Tokenization for Natural Language Processing

Srinivas Chakravarthy
Towards Data Science
8 min readJun 19, 2020

--

Natural language processing is one of the fields in programming where the natural language is processed by the software. This has many applications like sentiment analysis, language translation, fake news detection, grammatical error detection etc.

The input in natural language processing is text. The data collection for this text happens from a lot of sources. This requires a lot of cleaning and processing before the data can be used for analysis.

These are some of the methods of processing the data in NLP:

  • Tokenization
  • Stop words removal
  • Stemming
  • Normalization
  • Lemmatization
  • Parts of speech tagging

Tokenization

Tokenization is breaking the raw text into small chunks. Tokenization breaks the raw text into words, sentences called tokens. These tokens help in understanding the context or developing the model for the NLP. The tokenization helps in interpreting the meaning of the text by analyzing the sequence of the words.

For example, the text “It is raining” can be tokenized into ‘It’, ‘is’, ‘raining’

Photo by SOULSANA on Unsplash

There are different methods and libraries available to perform tokenization. NLTK, Gensim, Keras are some of the libraries that can be used to accomplish the task.

Tokenization can be done to either separate words or sentences. If the text is split into words using some separation technique it is called word tokenization and same separation done for sentences is called sentence tokenization.

Stop words are those words in the text which does not add any meaning to the sentence and their removal will not affect the processing of text for the defined purpose. They are removed from the vocabulary to reduce noise and to reduce the dimension of the feature set.

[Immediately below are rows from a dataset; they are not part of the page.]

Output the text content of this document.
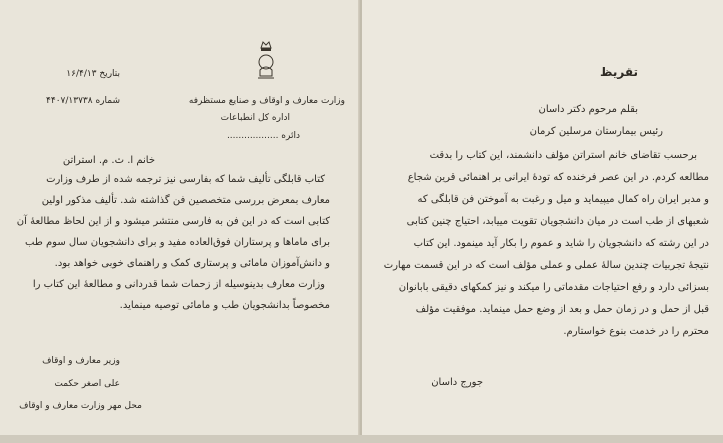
بتاریخ ۱۶/۴/۱۳
شماره ۴۴۰۷/۱۳۷۳۸	وزارت معارف و اوقاف و صنایع مستظرفه
اداره کل انطباعات
دائره ..................
خانم ا. ث. م. استراتن
کتاب قابلگی تألیف شما که بفارسی نیز ترجمه شده از طرف وزارت
معارف بمعرض بررسی متخصصین فن گذاشته شد. تألیف مذکور اولین
کتابی است که در این فن به فارسی منتشر میشود و از این لحاظ مطالعهٔ آن
برای ماماها و پرستاران فوق‌العاده مفید و برای دانشجویان سال سوم طب
و دانش‌آموزان مامائی و پرستاری کمک و راهنمای خوبی خواهد بود.
وزارت معارف بدینوسیله از زحمات شما قدردانی و مطالعهٔ این کتاب را
مخصوصاً بدانشجویان طب و مامائی توصیه مینماید.
وزیر معارف و اوقاف
علی اصغر حکمت
محل مهر وزارت معارف و اوقاف
تقریظ
بقلم مرحوم دکتر داسان
رئیس بیمارستان مرسلین کرمان
برحسب تقاضای خانم استراتن مؤلف دانشمند، این کتاب را بدقت
مطالعه کردم. در این عصر فرخنده که تودهٔ ایرانی بر اهنمائی قرین شجاع
و مدبر ایران راه کمال میپیماید و میل و رغبت به آموختن فن قابلگی که
شعبهای از طب است در میان دانشجویان تقویت مییابد، احتیاج چنین کتابی
در این رشته که دانشجویان را شاید و عموم را بکار آید مینمود. این کتاب
نتیجهٔ تجربیات چندین سالهٔ عملی و عملی مؤلف است که در این قسمت مهارت
بسزائی دارد و رفع احتیاجات مقدماتی را میکند و نیز کمکهای دقیقی بابانوان
قبل از حمل و در زمان حمل و بعد از وضع حمل مینماید. موفقیت مؤلف
محترم را در خدمت بنوع خواستارم.
جورج داسان
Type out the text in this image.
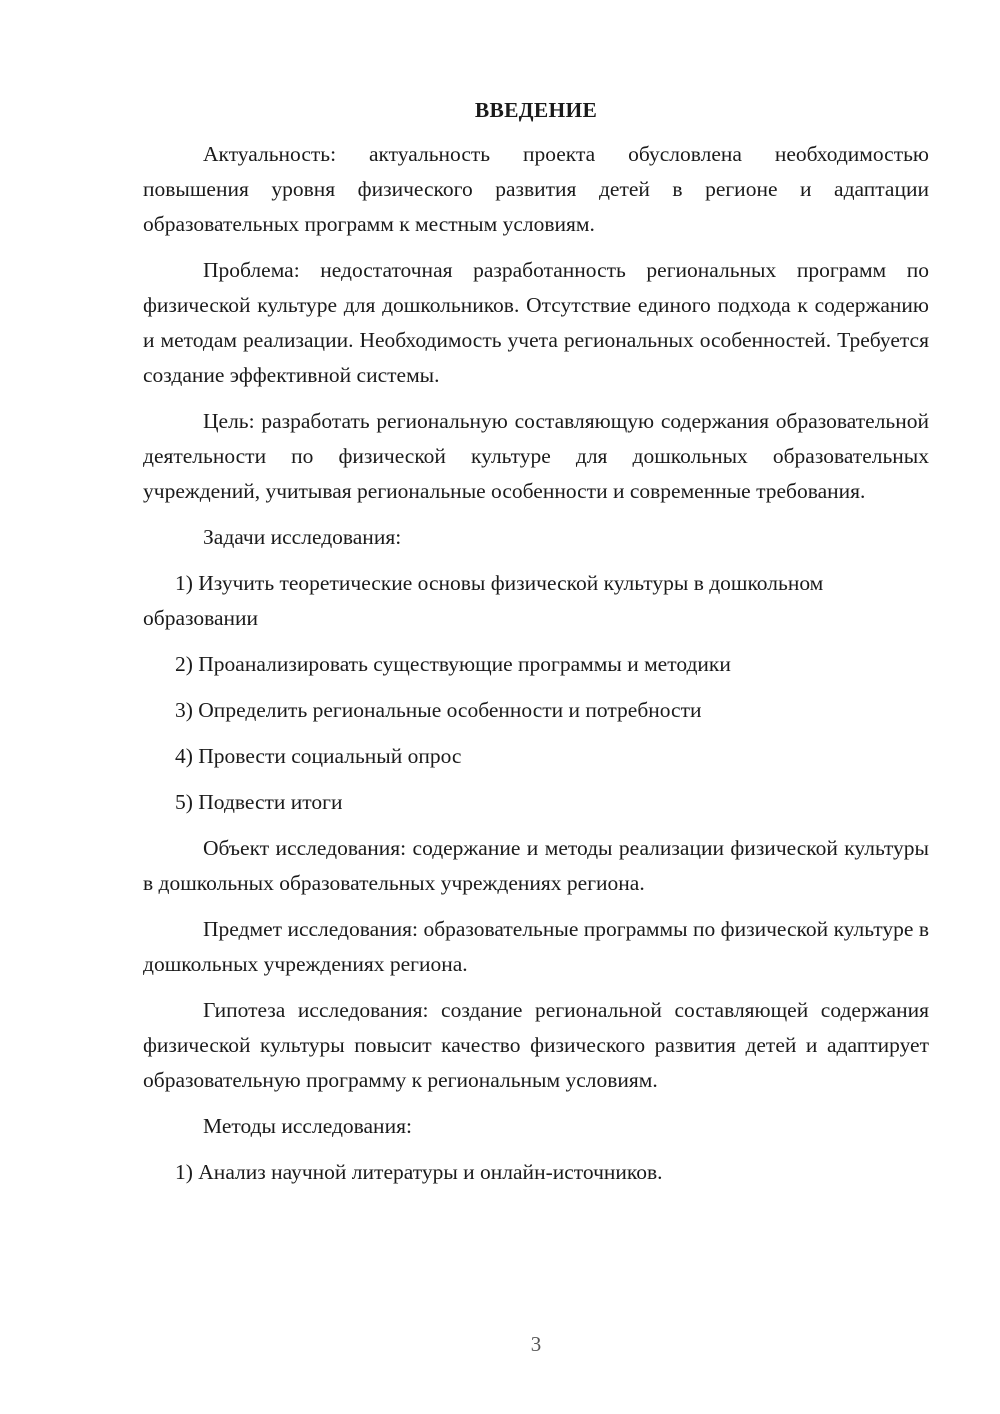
ВВЕДЕНИЕ

Актуальность: актуальность проекта обусловлена необходимостью повышения уровня физического развития детей в регионе и адаптации образовательных программ к местным условиям.

Проблема: недостаточная разработанность региональных программ по физической культуре для дошкольников. Отсутствие единого подхода к содержанию и методам реализации. Необходимость учета региональных особенностей. Требуется создание эффективной системы.

Цель: разработать региональную составляющую содержания образовательной деятельности по физической культуре для дошкольных образовательных учреждений, учитывая региональные особенности и современные требования.

Задачи исследования:

1) Изучить теоретические основы физической культуры в дошкольном образовании

2) Проанализировать существующие программы и методики

3) Определить региональные особенности и потребности

4) Провести социальный опрос

5) Подвести итоги

Объект исследования: содержание и методы реализации физической культуры в дошкольных образовательных учреждениях региона.

Предмет исследования: образовательные программы по физической культуре в дошкольных учреждениях региона.

Гипотеза исследования: создание региональной составляющей содержания физической культуры повысит качество физического развития детей и адаптирует образовательную программу к региональным условиям.

Методы исследования:

1) Анализ научной литературы и онлайн-источников.

3
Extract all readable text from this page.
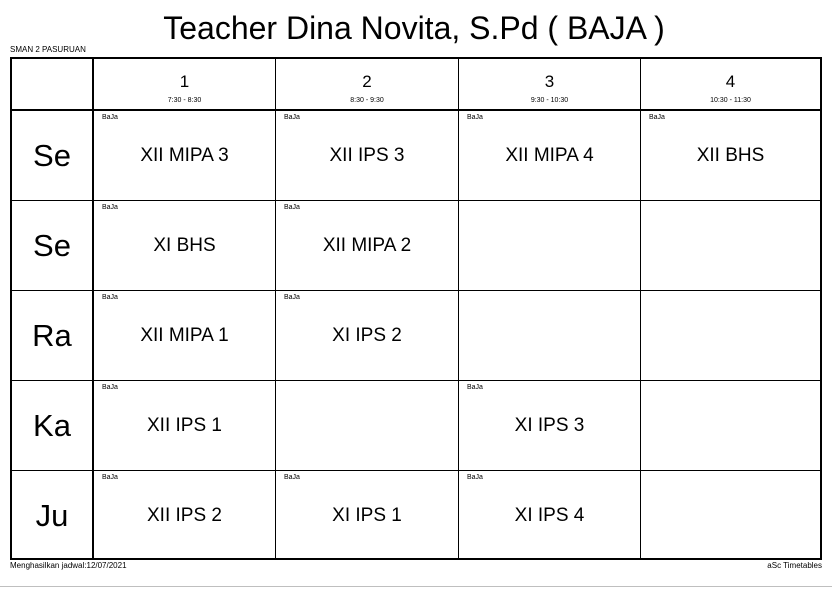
Teacher Dina Novita, S.Pd ( BAJA )
SMAN 2 PASURUAN
1
7:30 - 8:30
2
8:30 - 9:30
3
9:30 - 10:30
4
10:30 - 11:30
Se
BaJa
XII MIPA 3
BaJa
XII IPS 3
BaJa
XII MIPA 4
BaJa
XII BHS
Se
BaJa
XI BHS
BaJa
XII MIPA 2
Ra
BaJa
XII MIPA 1
BaJa
XI IPS 2
Ka
BaJa
XII IPS 1
BaJa
XI IPS 3
Ju
BaJa
XII IPS 2
BaJa
XI IPS 1
BaJa
XI IPS 4
Menghasilkan jadwal:12/07/2021	aSc Timetables
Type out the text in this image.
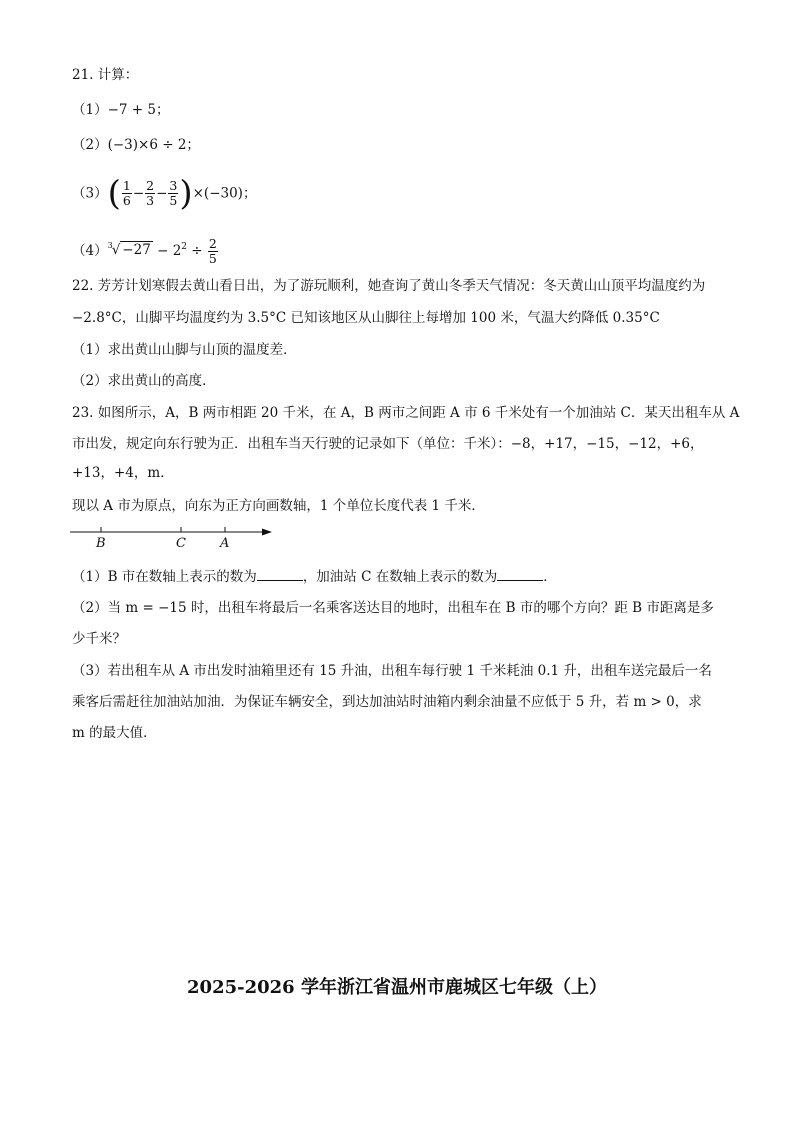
21. 计算：
（1）−7 + 5；
（2）(−3)×6 ÷ 2；
$(3)( \frac{1}{6} - \frac{2}{3} - \frac{3}{5} )\times(-30)$；
$(4)^3√ -27 - 2^2 \div \frac{2}{5}$
22. 芳芳计划寒假去黄山看日出，为了游玩顺利，她查询了黄山冬季天气情况：冬天黄山山顶平均温度约为
−2.8°C，山脚平均温度约为 3.5°C 已知该地区从山脚往上每增加 100 米，气温大约降低 0.35°C
（1）求出黄山山脚与山顶的温度差．
（2）求出黄山的高度．
23. 如图所示，A，B 两市相距 20 千米，在 A，B 两市之间距 A 市 6 千米处有一个加油站 C．某天出租车从 A
市出发，规定向东行驶为正．出租车当天行驶的记录如下（单位：千米）：−8，+17，−15，−12，+6，
+13，+4，m．
现以 A 市为原点，向东为正方向画数轴，1 个单位长度代表 1 千米．
B	C	A
（1）B 市在数轴上表示的数为	，加油站 C 在数轴上表示的数为	．
（2）当 m = −15 时，出租车将最后一名乘客送达目的地时，出租车在 B 市的哪个方向？距 B 市距离是多
少千米？
（3）若出租车从 A 市出发时油箱里还有 15 升油，出租车每行驶 1 千米耗油 0.1 升，出租车送完最后一名
乘客后需赶往加油站加油．为保证车辆安全，到达加油站时油箱内剩余油量不应低于 5 升，若 m > 0，求
m 的最大值．
2025-2026 学年浙江省温州市鹿城区七年级（上）
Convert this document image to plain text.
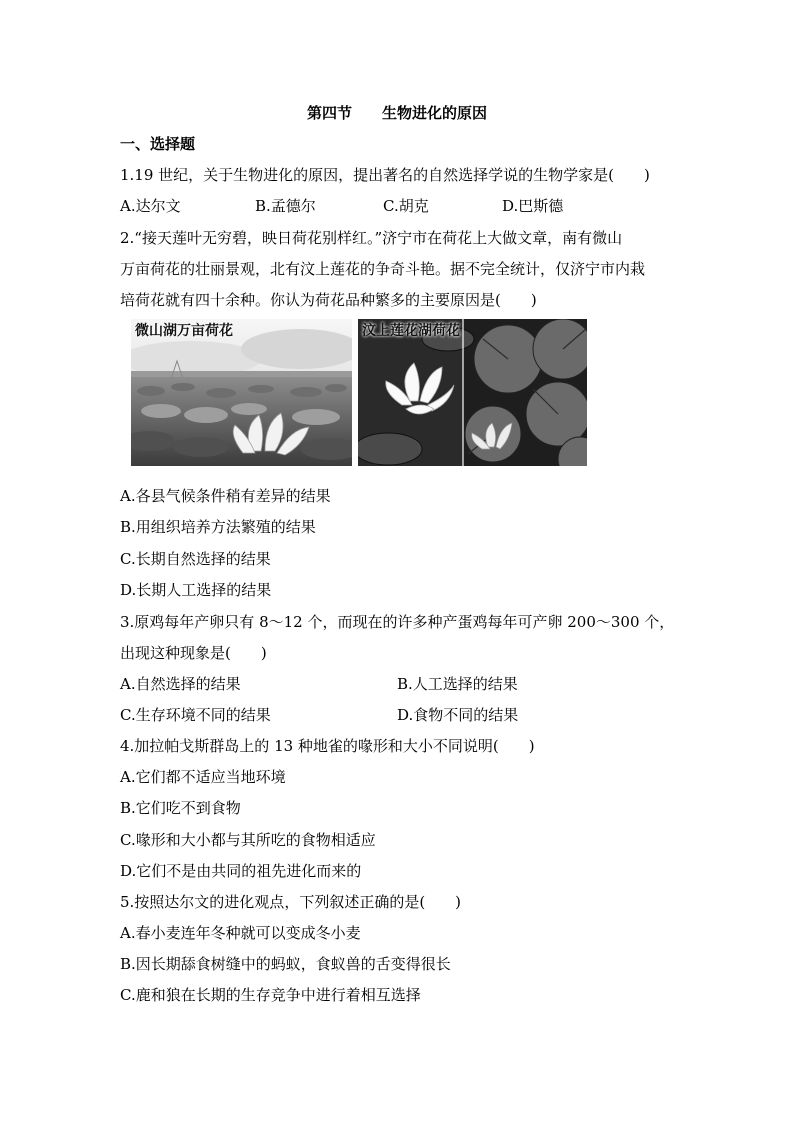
第四节　　生物进化的原因
一、选择题
1.19 世纪，关于生物进化的原因，提出著名的自然选择学说的生物学家是(　　)
A.达尔文	B.孟德尔	C.胡克	D.巴斯德
2.“接天莲叶无穷碧，映日荷花别样红。”济宁市在荷花上大做文章，南有微山
万亩荷花的壮丽景观，北有汶上莲花的争奇斗艳。据不完全统计，仅济宁市内栽
培荷花就有四十余种。你认为荷花品种繁多的主要原因是(　　)
微山湖万亩荷花	汶上莲花湖荷花
A.各县气候条件稍有差异的结果
B.用组织培养方法繁殖的结果
C.长期自然选择的结果
D.长期人工选择的结果
3.原鸡每年产卵只有 8～12 个，而现在的许多种产蛋鸡每年可产卵 200～300 个，
出现这种现象是(　　)
A.自然选择的结果	B.人工选择的结果
C.生存环境不同的结果	D.食物不同的结果
4.加拉帕戈斯群岛上的 13 种地雀的喙形和大小不同说明(　　)
A.它们都不适应当地环境
B.它们吃不到食物
C.喙形和大小都与其所吃的食物相适应
D.它们不是由共同的祖先进化而来的
5.按照达尔文的进化观点，下列叙述正确的是(　　)
A.春小麦连年冬种就可以变成冬小麦
B.因长期舔食树缝中的蚂蚁，食蚁兽的舌变得很长
C.鹿和狼在长期的生存竞争中进行着相互选择
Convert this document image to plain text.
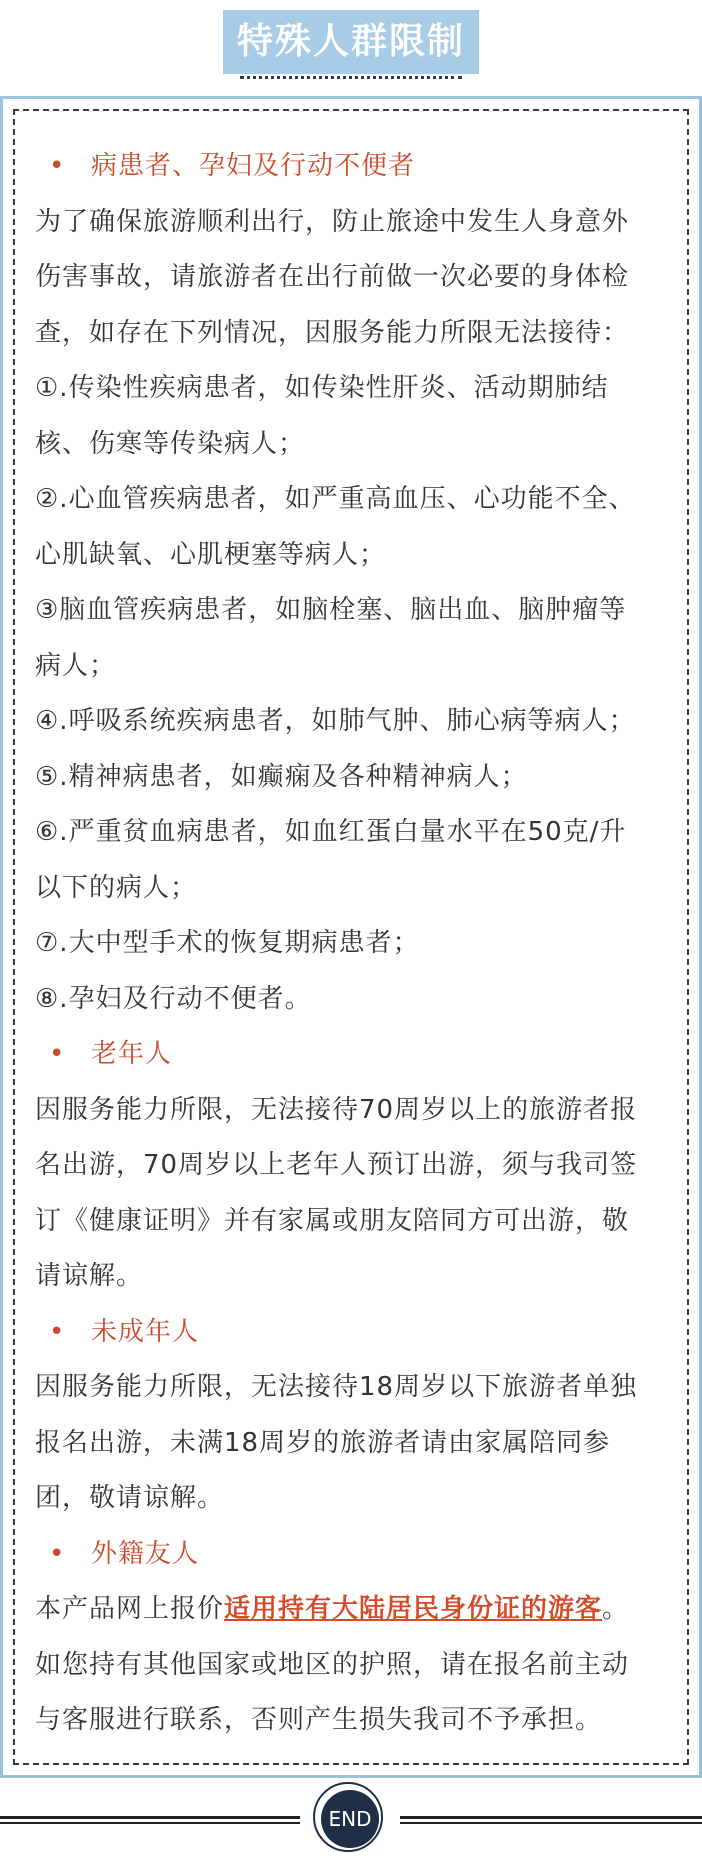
特殊人群限制
• 病患者、孕妇及行动不便者
为了确保旅游顺利出行，防止旅途中发生人身意外
伤害事故，请旅游者在出行前做一次必要的身体检
查，如存在下列情况，因服务能力所限无法接待：
①.传染性疾病患者，如传染性肝炎、活动期肺结
核、伤寒等传染病人；
②.心血管疾病患者，如严重高血压、心功能不全、
心肌缺氧、心肌梗塞等病人；
③脑血管疾病患者，如脑栓塞、脑出血、脑肿瘤等
病人；
④.呼吸系统疾病患者，如肺气肿、肺心病等病人；
⑤.精神病患者，如癫痫及各种精神病人；
⑥.严重贫血病患者，如血红蛋白量水平在50克/升
以下的病人；
⑦.大中型手术的恢复期病患者；
⑧.孕妇及行动不便者。
• 老年人
因服务能力所限，无法接待70周岁以上的旅游者报
名出游，70周岁以上老年人预订出游，须与我司签
订《健康证明》并有家属或朋友陪同方可出游，敬
请谅解。
• 未成年人
因服务能力所限，无法接待18周岁以下旅游者单独
报名出游，未满18周岁的旅游者请由家属陪同参
团，敬请谅解。
• 外籍友人
本产品网上报价适用持有大陆居民身份证的游客。
如您持有其他国家或地区的护照，请在报名前主动
与客服进行联系，否则产生损失我司不予承担。
END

There are various tokenization techniques available which can be applicable based on the language and purpose of modeling. Below are a few of the tokenization techniques used in NLP.

White Space Tokenization

This is the simplest tokenization technique. Given a sentence or paragraph it tokenizes into words by splitting the input whenever a white space in encountered. This is the fastest tokenization technique but will work for languages in which the white space breaks apart the sentence into meaningful words. Example: English.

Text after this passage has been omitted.